Come on, man, the intro’s the best part! (We’ve been through this; see above.)
It’s frustrating when you don’t get the full theatrical experience of watching your pint go through its paces on the way to becoming what is, flavor aside, inarguably the world’s prettiest glass of beer. But it all tastes the same once it settles out, and it will.

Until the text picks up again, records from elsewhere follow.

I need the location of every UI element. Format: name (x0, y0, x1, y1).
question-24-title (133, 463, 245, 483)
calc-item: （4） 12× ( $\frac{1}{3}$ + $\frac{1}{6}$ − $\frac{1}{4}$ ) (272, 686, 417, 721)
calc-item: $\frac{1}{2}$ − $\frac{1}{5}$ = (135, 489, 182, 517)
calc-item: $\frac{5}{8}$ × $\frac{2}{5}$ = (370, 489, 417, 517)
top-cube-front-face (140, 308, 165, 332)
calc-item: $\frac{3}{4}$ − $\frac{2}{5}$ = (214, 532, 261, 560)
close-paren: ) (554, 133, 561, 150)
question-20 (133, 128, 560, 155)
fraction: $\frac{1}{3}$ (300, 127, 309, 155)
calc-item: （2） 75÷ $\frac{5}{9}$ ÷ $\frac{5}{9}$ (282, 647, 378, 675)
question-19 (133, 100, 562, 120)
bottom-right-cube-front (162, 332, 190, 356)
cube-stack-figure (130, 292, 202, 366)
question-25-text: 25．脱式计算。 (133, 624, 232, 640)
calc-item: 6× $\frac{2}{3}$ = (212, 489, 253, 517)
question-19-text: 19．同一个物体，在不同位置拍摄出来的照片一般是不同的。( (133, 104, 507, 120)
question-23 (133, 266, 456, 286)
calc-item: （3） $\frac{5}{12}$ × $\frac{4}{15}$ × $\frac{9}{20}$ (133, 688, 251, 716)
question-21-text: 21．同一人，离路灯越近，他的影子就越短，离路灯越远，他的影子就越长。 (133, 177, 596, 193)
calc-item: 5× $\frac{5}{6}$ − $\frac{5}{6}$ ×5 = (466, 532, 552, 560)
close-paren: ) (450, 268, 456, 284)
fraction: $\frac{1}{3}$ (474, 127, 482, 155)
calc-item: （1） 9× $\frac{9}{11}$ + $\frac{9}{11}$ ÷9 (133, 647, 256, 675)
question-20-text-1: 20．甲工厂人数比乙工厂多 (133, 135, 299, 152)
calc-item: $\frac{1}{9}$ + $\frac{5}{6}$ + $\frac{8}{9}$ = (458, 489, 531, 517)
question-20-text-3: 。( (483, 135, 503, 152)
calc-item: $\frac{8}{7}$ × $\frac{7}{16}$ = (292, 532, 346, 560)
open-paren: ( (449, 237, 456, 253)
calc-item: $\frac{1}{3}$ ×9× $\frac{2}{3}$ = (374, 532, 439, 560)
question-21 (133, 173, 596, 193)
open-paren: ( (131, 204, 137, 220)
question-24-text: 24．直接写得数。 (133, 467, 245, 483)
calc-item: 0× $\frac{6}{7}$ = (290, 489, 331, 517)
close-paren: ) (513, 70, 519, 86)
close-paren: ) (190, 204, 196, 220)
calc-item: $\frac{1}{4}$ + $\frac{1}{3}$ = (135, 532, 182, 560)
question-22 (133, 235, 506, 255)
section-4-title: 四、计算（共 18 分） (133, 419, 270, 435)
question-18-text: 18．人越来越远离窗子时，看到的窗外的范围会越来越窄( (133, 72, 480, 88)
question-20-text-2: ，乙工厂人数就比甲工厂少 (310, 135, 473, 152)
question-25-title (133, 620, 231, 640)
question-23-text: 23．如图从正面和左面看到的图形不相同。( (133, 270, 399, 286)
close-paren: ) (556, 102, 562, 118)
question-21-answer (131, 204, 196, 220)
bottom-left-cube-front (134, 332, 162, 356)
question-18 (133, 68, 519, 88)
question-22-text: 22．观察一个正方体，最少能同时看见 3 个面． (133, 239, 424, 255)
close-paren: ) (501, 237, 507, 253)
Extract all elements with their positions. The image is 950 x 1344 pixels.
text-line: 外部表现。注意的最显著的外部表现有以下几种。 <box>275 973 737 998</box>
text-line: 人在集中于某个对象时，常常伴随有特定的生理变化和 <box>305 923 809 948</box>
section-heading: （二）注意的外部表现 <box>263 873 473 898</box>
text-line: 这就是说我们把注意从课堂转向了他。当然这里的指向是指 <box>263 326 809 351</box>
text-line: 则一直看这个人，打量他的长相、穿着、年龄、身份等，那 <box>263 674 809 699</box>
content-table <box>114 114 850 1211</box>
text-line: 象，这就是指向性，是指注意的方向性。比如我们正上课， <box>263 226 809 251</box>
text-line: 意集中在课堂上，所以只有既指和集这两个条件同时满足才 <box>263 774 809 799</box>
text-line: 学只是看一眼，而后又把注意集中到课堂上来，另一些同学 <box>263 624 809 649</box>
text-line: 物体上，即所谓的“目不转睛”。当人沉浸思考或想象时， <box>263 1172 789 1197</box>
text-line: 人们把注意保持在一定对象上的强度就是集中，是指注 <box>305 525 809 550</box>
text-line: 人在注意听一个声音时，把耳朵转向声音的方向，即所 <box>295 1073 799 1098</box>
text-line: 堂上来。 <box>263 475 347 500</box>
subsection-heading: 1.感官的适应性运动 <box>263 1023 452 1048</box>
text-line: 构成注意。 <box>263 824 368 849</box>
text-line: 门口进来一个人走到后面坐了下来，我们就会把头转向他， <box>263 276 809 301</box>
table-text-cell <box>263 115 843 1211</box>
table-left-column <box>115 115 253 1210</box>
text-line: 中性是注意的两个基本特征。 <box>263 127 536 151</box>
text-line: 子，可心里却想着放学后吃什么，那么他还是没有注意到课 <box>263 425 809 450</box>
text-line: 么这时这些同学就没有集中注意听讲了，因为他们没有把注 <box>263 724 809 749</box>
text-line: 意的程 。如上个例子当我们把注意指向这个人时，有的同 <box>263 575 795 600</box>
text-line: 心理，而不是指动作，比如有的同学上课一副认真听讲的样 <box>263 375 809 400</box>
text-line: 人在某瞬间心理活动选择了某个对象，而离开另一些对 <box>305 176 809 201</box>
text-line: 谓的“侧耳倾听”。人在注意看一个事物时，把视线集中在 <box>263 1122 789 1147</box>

My wife is much better at ordering beer than I am, because she’s smarter than me overall and also because she takes the heretical approach of occasionally ordering a beer she’s previously tried and liked. I’m not into that sort of barbarity, so I often get stuck with a Remember, Local Doesn’t Mean Good Blonde Barleywine while she enjoys her Firestone Walker Luponic Distortion. This makes me jealous, which makes my beer taste even more disappointing. But it’s always my own damn fault, and I can’t expect the bar to save me from myself. All they owe me is the beer I ordered; they’re not responsible for my tactical errors.
Send it back as soon as you notice. If that’s not until you’re two thirds of the way through your pint, a reputable bar will still stand you a full-size replacement as a bit of a combat bonus. Beer geeks disdain shaker pint glasses for a variety of good and bad reasons, but I think the best argument for preferring stemmed glassware instead is that it doesn’t stack, which is a pain in the bartender’s ass but also prevents the sort of clanging around that results in small chips around the rim. When you break a tulip glass, you know it immediately and you toss it.
Depends what it is. It’s gross to find a hair in there, or a bug. But a ten-dollar bill? That’d be great! Wait, no. Money is filthy. But how about a ham sandwich? That’d be fun! Unlikely, though, if you really think about it. Yeah, you don’t really want anything solid in your beer.
OK, that’s enough for now. Remember, this guide isn’t intended to reflect the letter of the drinking law. If you don’t mind being a bit of a crank, you can negotiate for replacement parts whenever you confront any of the above issues. But let’s try to be reasonable and patient out there with each other. If you order a beer and are given a beer, you’re already having a pretty nice little minute, so think twice before you go and wreck the mood.